Node.js Verification

typescript
import crypto from 'node:crypto'
import type { Request, Response } from 'express'

function verifyOwnPaySignature(
  req: Request,
  secret: string,
): boolean {
  const signature = req.headers['x-ownpay-signature'] as string | undefined
  const timestamp = req.headers['x-ownpay-timestamp'] as string | undefined

  if (!signature || !timestamp) return false

  // Replay protection: reject events older than 5 minutes
  if (Math.abs(Date.now() / 1000 - Number(timestamp)) > 300) return false

  const rawBody = (req as any).rawBody as Buffer
  const hmac    = crypto
    .createHmac('sha256', secret)
    .update(`${timestamp}.${rawBody.toString()}`)
    .digest('hex')

  return crypto.timingSafeEqual(
    Buffer.from(`sha256=${hmac}`),
    Buffer.from(signature),
  )
}

// Express webhook handler
app.post(
  '/webhooks/ownpay',
  express.raw({ type: 'application/json' }), // preserve raw body
  (req: Request, res: Response) => {
    const secret = process.env.OWNPAY_WEBHOOK_SECRET!

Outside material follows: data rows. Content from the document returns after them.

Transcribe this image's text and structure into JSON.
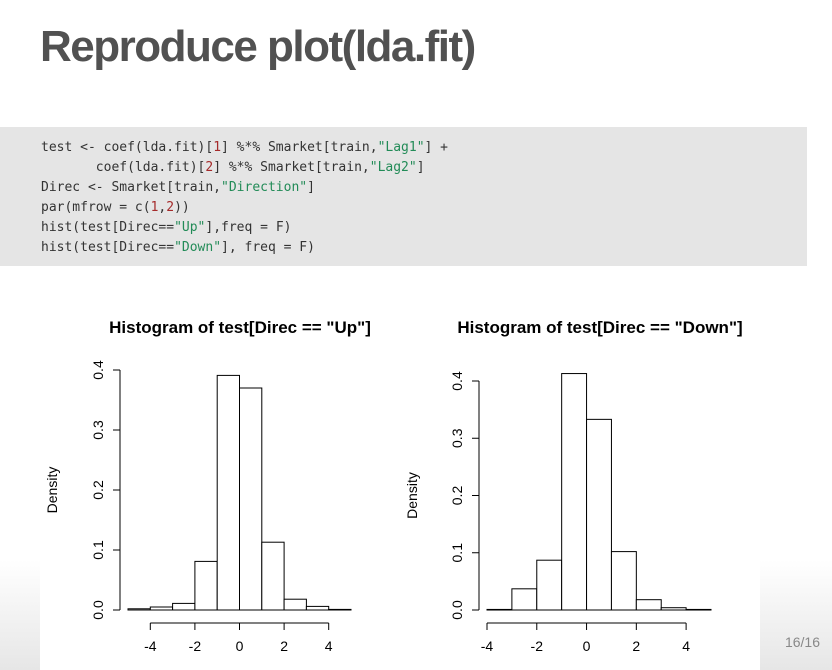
{
  "slide": {
    "title": "Reproduce plot(lda.fit)",
    "page_number": "16/16"
  },
  "code": {
    "lines": [
      [
        {
          "t": "test <- coef(lda.fit)["
        },
        {
          "t": "1",
          "k": "num"
        },
        {
          "t": "] %*% Smarket[train,"
        },
        {
          "t": "\"Lag1\"",
          "k": "str"
        },
        {
          "t": "] +"
        }
      ],
      [
        {
          "t": "       coef(lda.fit)["
        },
        {
          "t": "2",
          "k": "num"
        },
        {
          "t": "] %*% Smarket[train,"
        },
        {
          "t": "\"Lag2\"",
          "k": "str"
        },
        {
          "t": "]"
        }
      ],
      [
        {
          "t": "Direc <- Smarket[train,"
        },
        {
          "t": "\"Direction\"",
          "k": "str"
        },
        {
          "t": "]"
        }
      ],
      [
        {
          "t": "par(mfrow = c("
        },
        {
          "t": "1",
          "k": "num"
        },
        {
          "t": ","
        },
        {
          "t": "2",
          "k": "num"
        },
        {
          "t": "))"
        }
      ],
      [
        {
          "t": "hist(test[Direc=="
        },
        {
          "t": "\"Up\"",
          "k": "str"
        },
        {
          "t": "],freq = F)"
        }
      ],
      [
        {
          "t": "hist(test[Direc=="
        },
        {
          "t": "\"Down\"",
          "k": "str"
        },
        {
          "t": "], freq = F)"
        }
      ]
    ]
  },
  "chart_data": [
    {
      "type": "bar",
      "title": "Histogram of test[Direc == \"Up\"]",
      "xlabel": "",
      "ylabel": "Density",
      "bin_edges": [
        -5,
        -4,
        -3,
        -2,
        -1,
        0,
        1,
        2,
        3,
        4,
        5
      ],
      "values": [
        0.002,
        0.005,
        0.011,
        0.081,
        0.391,
        0.37,
        0.113,
        0.018,
        0.006,
        0.001
      ],
      "xlim": [
        -5,
        5
      ],
      "ylim": [
        0,
        0.4
      ],
      "x_ticks": [
        -4,
        -2,
        0,
        2,
        4
      ],
      "y_ticks": [
        0.0,
        0.1,
        0.2,
        0.3,
        0.4
      ],
      "x_tick_labels": [
        "-4",
        "-2",
        "0",
        "2",
        "4"
      ],
      "y_tick_labels": [
        "0.0",
        "0.1",
        "0.2",
        "0.3",
        "0.4"
      ],
      "grid": false
    },
    {
      "type": "bar",
      "title": "Histogram of test[Direc == \"Down\"]",
      "xlabel": "",
      "ylabel": "Density",
      "bin_edges": [
        -4,
        -3,
        -2,
        -1,
        0,
        1,
        2,
        3,
        4,
        5
      ],
      "values": [
        0.001,
        0.037,
        0.087,
        0.413,
        0.333,
        0.102,
        0.018,
        0.004,
        0.001
      ],
      "xlim": [
        -4,
        5
      ],
      "ylim": [
        0,
        0.4
      ],
      "x_ticks": [
        -4,
        -2,
        0,
        2,
        4
      ],
      "y_ticks": [
        0.0,
        0.1,
        0.2,
        0.3,
        0.4
      ],
      "x_tick_labels": [
        "-4",
        "-2",
        "0",
        "2",
        "4"
      ],
      "y_tick_labels": [
        "0.0",
        "0.1",
        "0.2",
        "0.3",
        "0.4"
      ],
      "grid": false
    }
  ]
}
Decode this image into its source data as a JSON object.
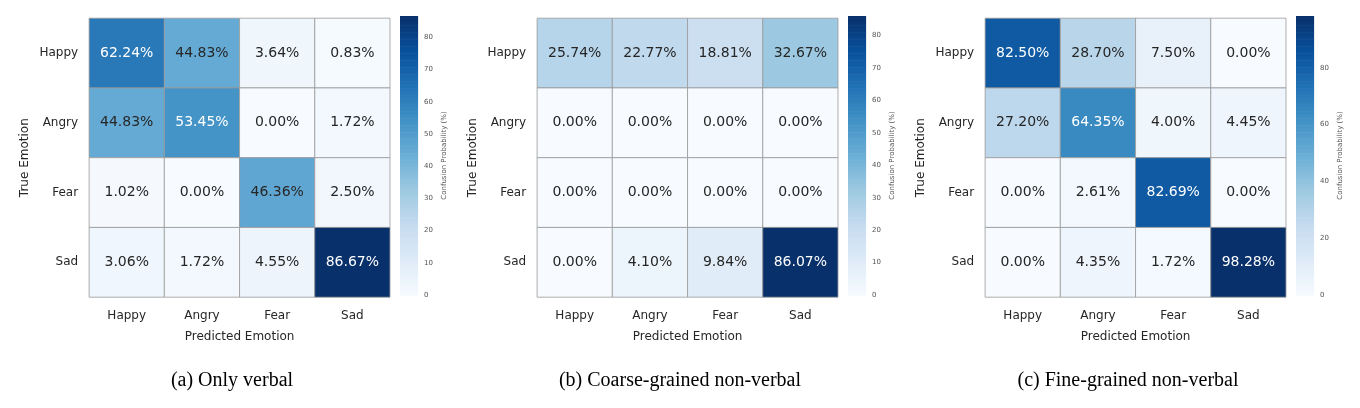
{
  "chart_data": [
    {
      "type": "heatmap",
      "title": "(a) Only verbal",
      "xlabel": "Predicted Emotion",
      "ylabel": "True Emotion",
      "clabel": "Confusion Probability (%)",
      "categories": [
        "Happy",
        "Angry",
        "Fear",
        "Sad"
      ],
      "y_categories": [
        "Happy",
        "Angry",
        "Fear",
        "Sad"
      ],
      "cells": [
        [
          62.24,
          44.83,
          3.64,
          0.83
        ],
        [
          44.83,
          53.45,
          0.0,
          1.72
        ],
        [
          1.02,
          0.0,
          46.36,
          2.5
        ],
        [
          3.06,
          1.72,
          4.55,
          86.67
        ]
      ],
      "cell_labels": [
        [
          "62.24%",
          "44.83%",
          "3.64%",
          "0.83%"
        ],
        [
          "44.83%",
          "53.45%",
          "0.00%",
          "1.72%"
        ],
        [
          "1.02%",
          "0.00%",
          "46.36%",
          "2.50%"
        ],
        [
          "3.06%",
          "1.72%",
          "4.55%",
          "86.67%"
        ]
      ],
      "clim": [
        0,
        86.67
      ],
      "cticks": [
        0,
        10,
        20,
        30,
        40,
        50,
        60,
        70,
        80
      ]
    },
    {
      "type": "heatmap",
      "title": "(b) Coarse-grained non-verbal",
      "xlabel": "Predicted Emotion",
      "ylabel": "True Emotion",
      "clabel": "Confusion Probability (%)",
      "categories": [
        "Happy",
        "Angry",
        "Fear",
        "Sad"
      ],
      "y_categories": [
        "Happy",
        "Angry",
        "Fear",
        "Sad"
      ],
      "cells": [
        [
          25.74,
          22.77,
          18.81,
          32.67
        ],
        [
          0.0,
          0.0,
          0.0,
          0.0
        ],
        [
          0.0,
          0.0,
          0.0,
          0.0
        ],
        [
          0.0,
          4.1,
          9.84,
          86.07
        ]
      ],
      "cell_labels": [
        [
          "25.74%",
          "22.77%",
          "18.81%",
          "32.67%"
        ],
        [
          "0.00%",
          "0.00%",
          "0.00%",
          "0.00%"
        ],
        [
          "0.00%",
          "0.00%",
          "0.00%",
          "0.00%"
        ],
        [
          "0.00%",
          "4.10%",
          "9.84%",
          "86.07%"
        ]
      ],
      "clim": [
        0,
        86.07
      ],
      "cticks": [
        0,
        10,
        20,
        30,
        40,
        50,
        60,
        70,
        80
      ]
    },
    {
      "type": "heatmap",
      "title": "(c) Fine-grained non-verbal",
      "xlabel": "Predicted Emotion",
      "ylabel": "True Emotion",
      "clabel": "Confusion Probability (%)",
      "categories": [
        "Happy",
        "Angry",
        "Fear",
        "Sad"
      ],
      "y_categories": [
        "Happy",
        "Angry",
        "Fear",
        "Sad"
      ],
      "cells": [
        [
          82.5,
          28.7,
          7.5,
          0.0
        ],
        [
          27.2,
          64.35,
          4.0,
          4.45
        ],
        [
          0.0,
          2.61,
          82.69,
          0.0
        ],
        [
          0.0,
          4.35,
          1.72,
          98.28
        ]
      ],
      "cell_labels": [
        [
          "82.50%",
          "28.70%",
          "7.50%",
          "0.00%"
        ],
        [
          "27.20%",
          "64.35%",
          "4.00%",
          "4.45%"
        ],
        [
          "0.00%",
          "2.61%",
          "82.69%",
          "0.00%"
        ],
        [
          "0.00%",
          "4.35%",
          "1.72%",
          "98.28%"
        ]
      ],
      "clim": [
        0,
        98.28
      ],
      "cticks": [
        0,
        20,
        40,
        60,
        80
      ]
    }
  ]
}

    if (!verifyOwnPaySignature(req, secret)) {
      return res.status(401).send('Invalid signature')
    }

    const event = JSON.parse(req.body.toString())

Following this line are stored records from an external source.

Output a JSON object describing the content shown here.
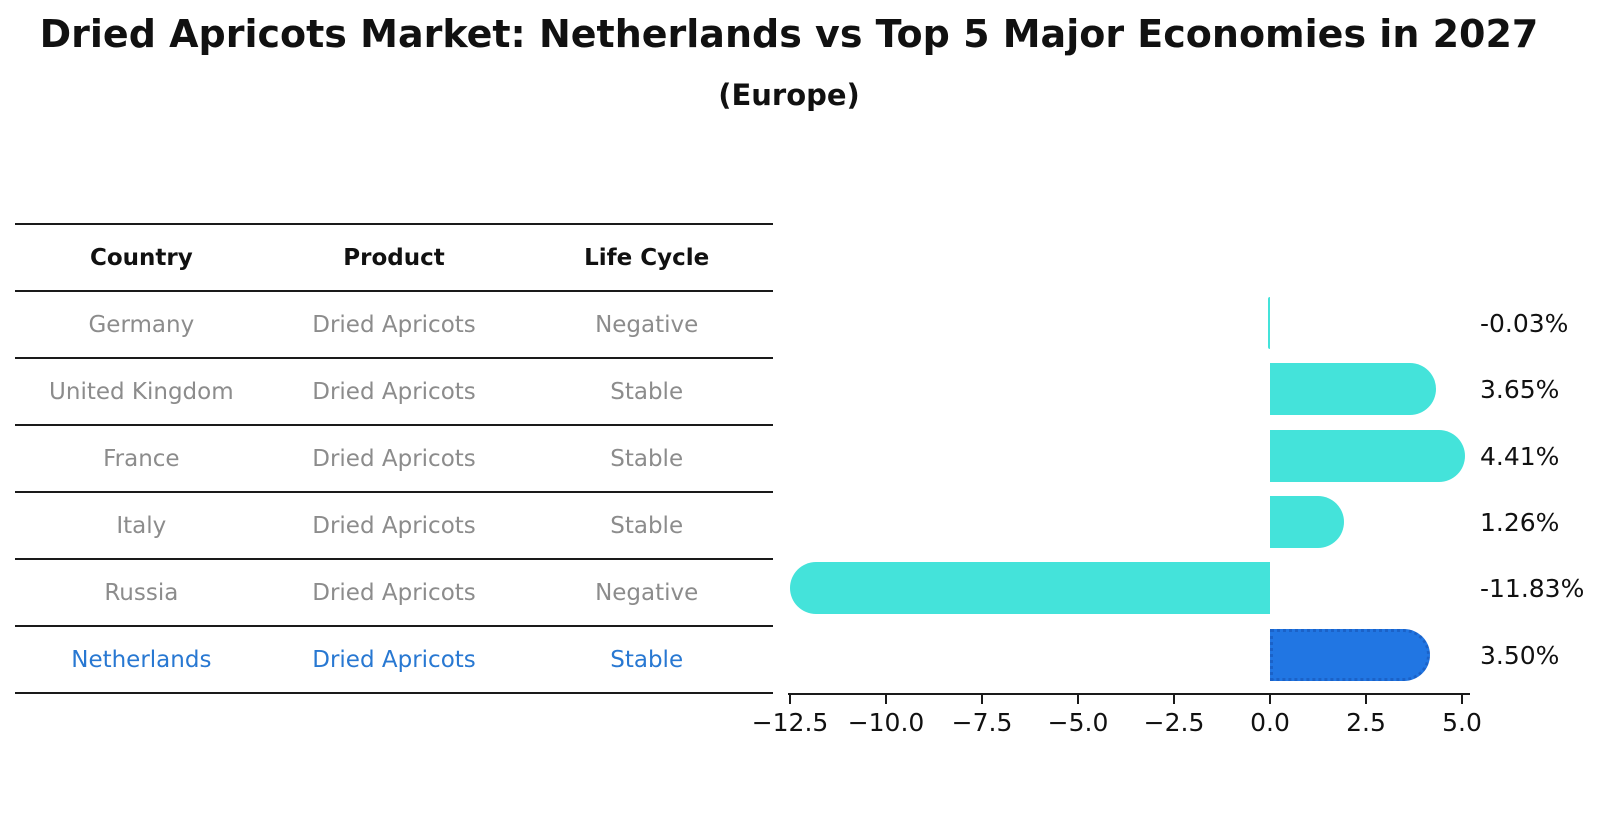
{
  "title": "Dried Apricots Market: Netherlands vs Top 5 Major Economies in 2027",
  "subtitle": "(Europe)",
  "colors": {
    "bar": "#44e3da",
    "highlight_bar": "#2176e3",
    "highlight_border": "#1b62c8",
    "row_text": "#8c8c8c",
    "highlight_text": "#2878d2",
    "header_text": "#111111",
    "line": "#1a1a1a"
  },
  "table": {
    "headers": [
      "Country",
      "Product",
      "Life Cycle"
    ],
    "rows": [
      {
        "country": "Germany",
        "product": "Dried Apricots",
        "life_cycle": "Negative",
        "highlight": false
      },
      {
        "country": "United Kingdom",
        "product": "Dried Apricots",
        "life_cycle": "Stable",
        "highlight": false
      },
      {
        "country": "France",
        "product": "Dried Apricots",
        "life_cycle": "Stable",
        "highlight": false
      },
      {
        "country": "Italy",
        "product": "Dried Apricots",
        "life_cycle": "Stable",
        "highlight": false
      },
      {
        "country": "Russia",
        "product": "Dried Apricots",
        "life_cycle": "Negative",
        "highlight": false
      },
      {
        "country": "Netherlands",
        "product": "Dried Apricots",
        "life_cycle": "Stable",
        "highlight": true
      }
    ]
  },
  "chart_data": {
    "type": "bar",
    "orientation": "horizontal",
    "title": "Dried Apricots Market: Netherlands vs Top 5 Major Economies in 2027 (Europe)",
    "categories": [
      "Germany",
      "United Kingdom",
      "France",
      "Italy",
      "Russia",
      "Netherlands"
    ],
    "values": [
      -0.03,
      3.65,
      4.41,
      1.26,
      -11.83,
      3.5
    ],
    "value_labels": [
      "-0.03%",
      "3.65%",
      "4.41%",
      "1.26%",
      "-11.83%",
      "3.50%"
    ],
    "highlight_index": 5,
    "xlabel": "",
    "ylabel": "",
    "xlim": [
      -12.55,
      5.2
    ],
    "x_tick_values": [
      -12.5,
      -10.0,
      -7.5,
      -5.0,
      -2.5,
      0.0,
      2.5,
      5.0
    ],
    "x_tick_labels": [
      "−12.5",
      "−10.0",
      "−7.5",
      "−5.0",
      "−2.5",
      "0.0",
      "2.5",
      "5.0"
    ],
    "grid": false,
    "legend": false,
    "bar_style": "rounded-pill, flat at zero line; highlighted bar has dotted border"
  }
}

    switch (event.event) {
      case 'payment.paid':
        handlePaymentPaid(event.data)
        break
      case 'payment.failed':
        handlePaymentFailed(event.data)
        break
      case 'payment.refunded':
        handlePaymentRefunded(event.data)
        break
    }

    res.status(200).send('OK')
  },
)

Raw Body Required

Signature verification must run against the raw, unparsed request body. If your framework parses JSON before the middleware runs, the byte representation may differ and the signature will fail. Configure your router to expose req.rawBody.

Event Types

EventDescription
payment.pendingIntent created; customer hasn't paid yet
payment.processingGateway confirmed; settlement in progress
payment.paidPayment fully confirmed and settled
payment.failedPayment attempt failed
payment.cancelledCustomer or merchant cancelled the intent
payment.refundedFull refund issued
payment.partial_refundedPartial refund issued
link.visitedA payment link was opened by a customer
link.paidA payment via payment link completed

Idempotency

Webhook delivery is at-least-once — your handler may receive the same event more than once in rare cases (e.g. if your server timed out before returning 200). Make all handlers idempotent:

php
function handlePaymentPaid(array $data): void
{
    $orderId = $data['metadata']['order_id'];

    // Guard: skip if already processed
    $order = Order::find($orderId);
    if ($order->status === 'fulfilled') {
        return;
    }

    // Process once
    $order->fulfill();
}

Testing Webhooks Locally

Use ngrok to expose a local port:

bash
ngrok http 8080
# → https://xxxx.ngrok-free.app

Add the ngrok URL as a webhook endpoint in the OwnPay admin panel for testing.

You can also replay recent webhook events from Admin Panel → Developer Hub → Webhooks → Delivery Log.